In non-relativistic QM, wave functions are represented as a superposition of complex exponentials in which the energy/frequency is a function only of momentum/wave number (dispersion relation). This seems to imply that under the HUP, precise momentum guarantees precise energy. Are there any experimental situations in which that would not be true? Thanks in advance.

2. Jul 12, 2017

### hilbert2

This is true only if potential energy is independent of position (i.e. in the case of a free particle).

3. Jul 12, 2017

### NFuller

It sounds like you are referring to the eigenfunctions of the Hamiltonian, which do have a precise energy. This is validated by looking at the expectation value of the Hamiltonian
$$<\psi_{n}|H|\psi_{n}>=<\psi_{n}|E_{n}|\psi_{n}>=<\psi_{n}|\psi_{n}>E_{n}=E_{n}$$.
In general however, the wavefunction is a weighted sum of these eienfunctions which means there is a spread of momentum and energy values.

4. Jul 12, 2017

### dextercioby

„Precise momentum” doesn't exist, neither theoretically, nor technically (from an experimental point of view).

5. Jul 12, 2017

### muscaria

To my understanding, dispersion relations give the energies of the collective modes of a system. Each of these modes have a definite energy. If the system is in one of these modes (momentum or quasi-momentum), it stays there until it interacts with another system since no energy is exchanged between modes. Each mode has a definite energy. So precise quasi-momentum gives precise energy, as you say. But I don't see what this has to do with the uncertainty principle?

6. Jul 12, 2017

### referframe

What about a particle in a confined space, like an infinite square well? It will have discreet energy eigenstates and do not those have associated sharp momentum states?

7. Jul 12, 2017

### NFuller

It could, but probably not. A more realistic case would be that the particle is a Gaussian wave packet. This would be composed of many eigenstates and would also have a Gaussian distribution of momentum values. This is because the Fourier transform of a Gaussian distribution is a Gaussian distribution.

8. Jul 13, 2017

### dextercioby

The infinite square well is a non-realistic model.

9. Jul 13, 2017

### referframe

Is it because the momentum eigenstates are not normalizable? If so, what about energy eigenstates? They are also not normalizable.

10. Jul 14, 2017

### atyy

Precise momentum and energy can be simultaneously obtained if momentum and energy commute. This is true for a free particle, but not in other cases. This is the same as what hilbert2 said in post #2.

11. Aug 8, 2017

### jfizzix

One can prove that a confined particle (whose probability density is exactly zero outside some region of space) cannot have a well-defined momentum $(\hat{p}_{x},\hat{p}_{y},\hat{p}_{z})$, regardless of whether the particle is in an energy eigenstate.
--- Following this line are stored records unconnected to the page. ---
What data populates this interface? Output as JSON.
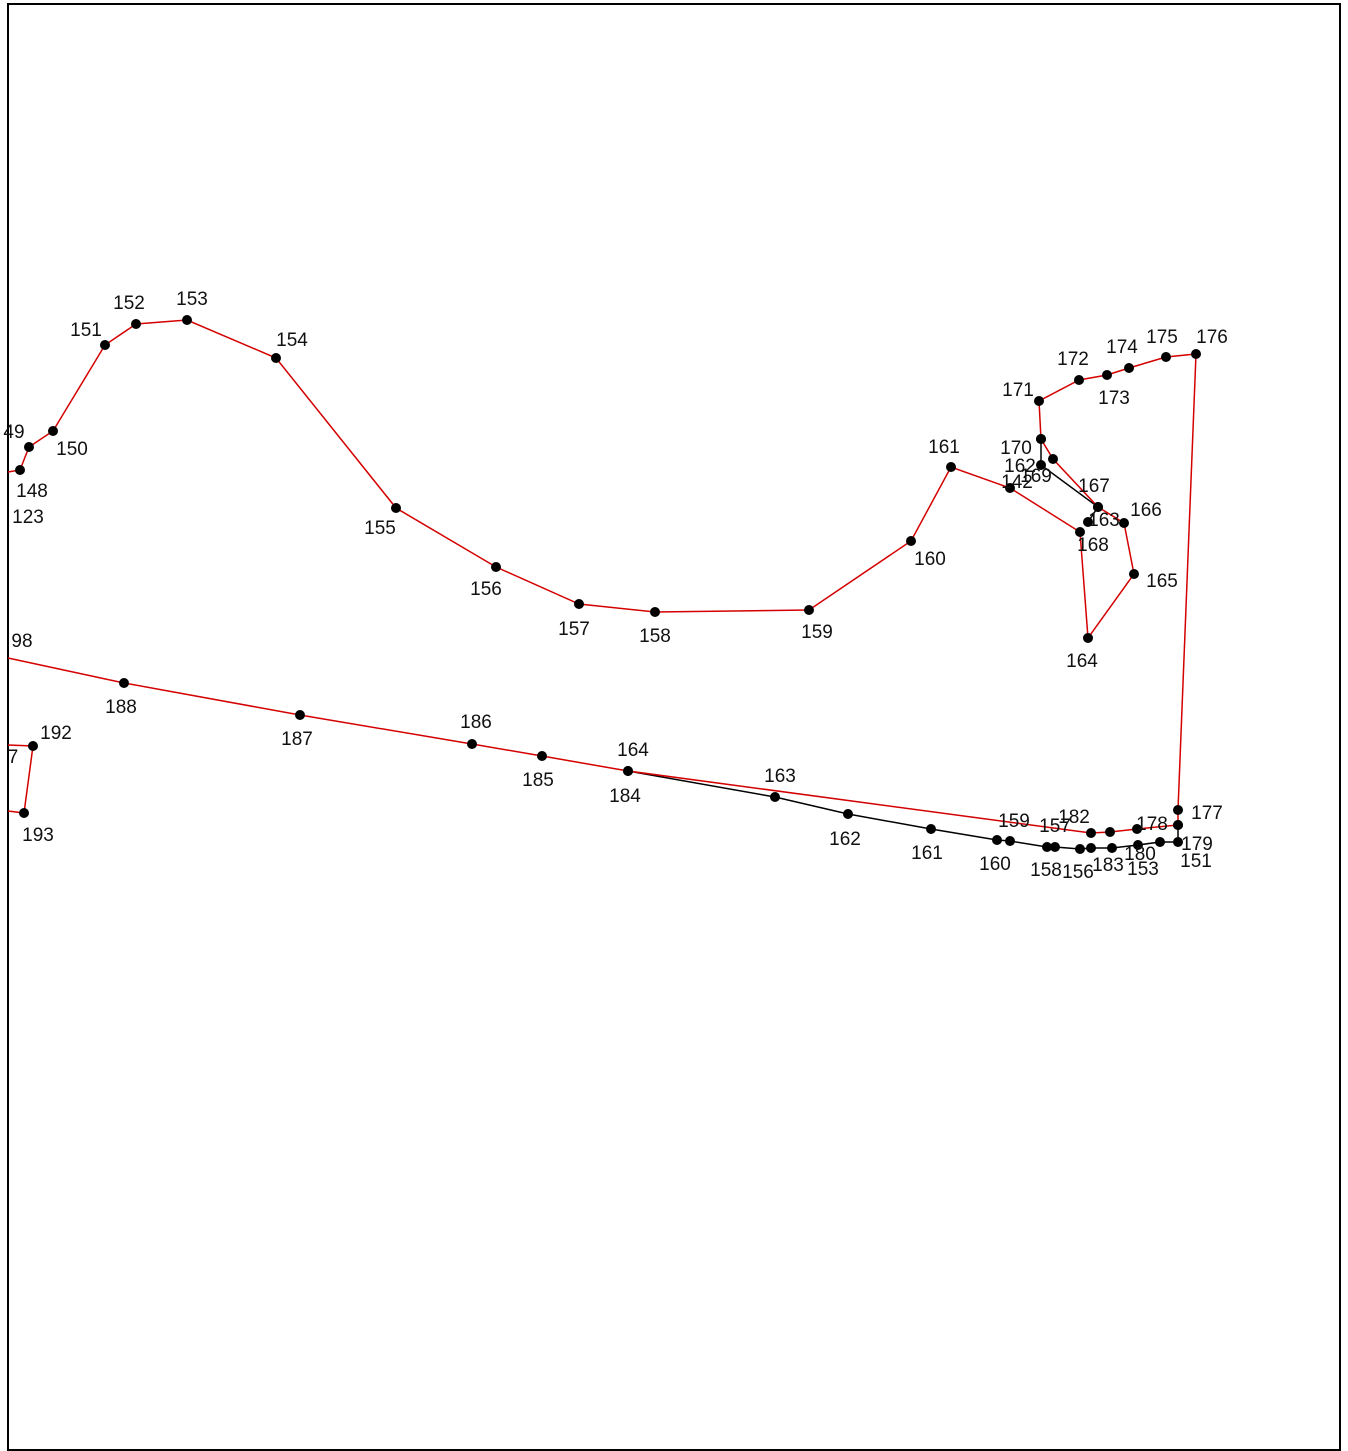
{
  "labels": [
    "49",
    "150",
    "151",
    "152",
    "153",
    "154",
    "155",
    "156",
    "157",
    "158",
    "159",
    "160",
    "161",
    "142",
    "169",
    "162",
    "170",
    "167",
    "166",
    "163",
    "168",
    "165",
    "164",
    "171",
    "172",
    "173",
    "174",
    "175",
    "176",
    "98",
    "188",
    "187",
    "186",
    "185",
    "184",
    "164",
    "163",
    "162",
    "161",
    "160",
    "159",
    "157",
    "182",
    "178",
    "177",
    "179",
    "151",
    "158",
    "156",
    "183",
    "180",
    "153",
    "192",
    "193",
    "7",
    "148",
    "123"
  ]
}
This is because the Fourier transform of any confined position wavefunction in position space, is a momentum wavefunction with nonzero values extending over all momentum space.

From this it follows that the momentum probability density also extends over all momentum space, and that the momentum uncertainties $\sigma_{p_{x}}$, $\sigma_{p_{y}}$, and $\sigma_{p_{z}}$ are nonzero for all confined wavefunctions.

Alternatively, if the particle is only bound, but not totally confined, where the position uncertainties $(\sigma_{x},\sigma_{y},\sigma_{z})$ are some nonzero values, the position-momentum uncertainty principle requires that the momentum uncertainties be nonzero as well, regardless of whether the particle is in an energy eigenstate.

Furthermore, if a particle is bound, some energy eigenstate will have a nonzero minimum momentum uncertainty. The only way to get a wavefunction with a smaller momentum uncertainty would be a superposition of multiple energy eigenstates, meaning a larger energy uncertainty.

Precise momentum does not imply precise energy, and vise versa

Last edited: Aug 8, 2017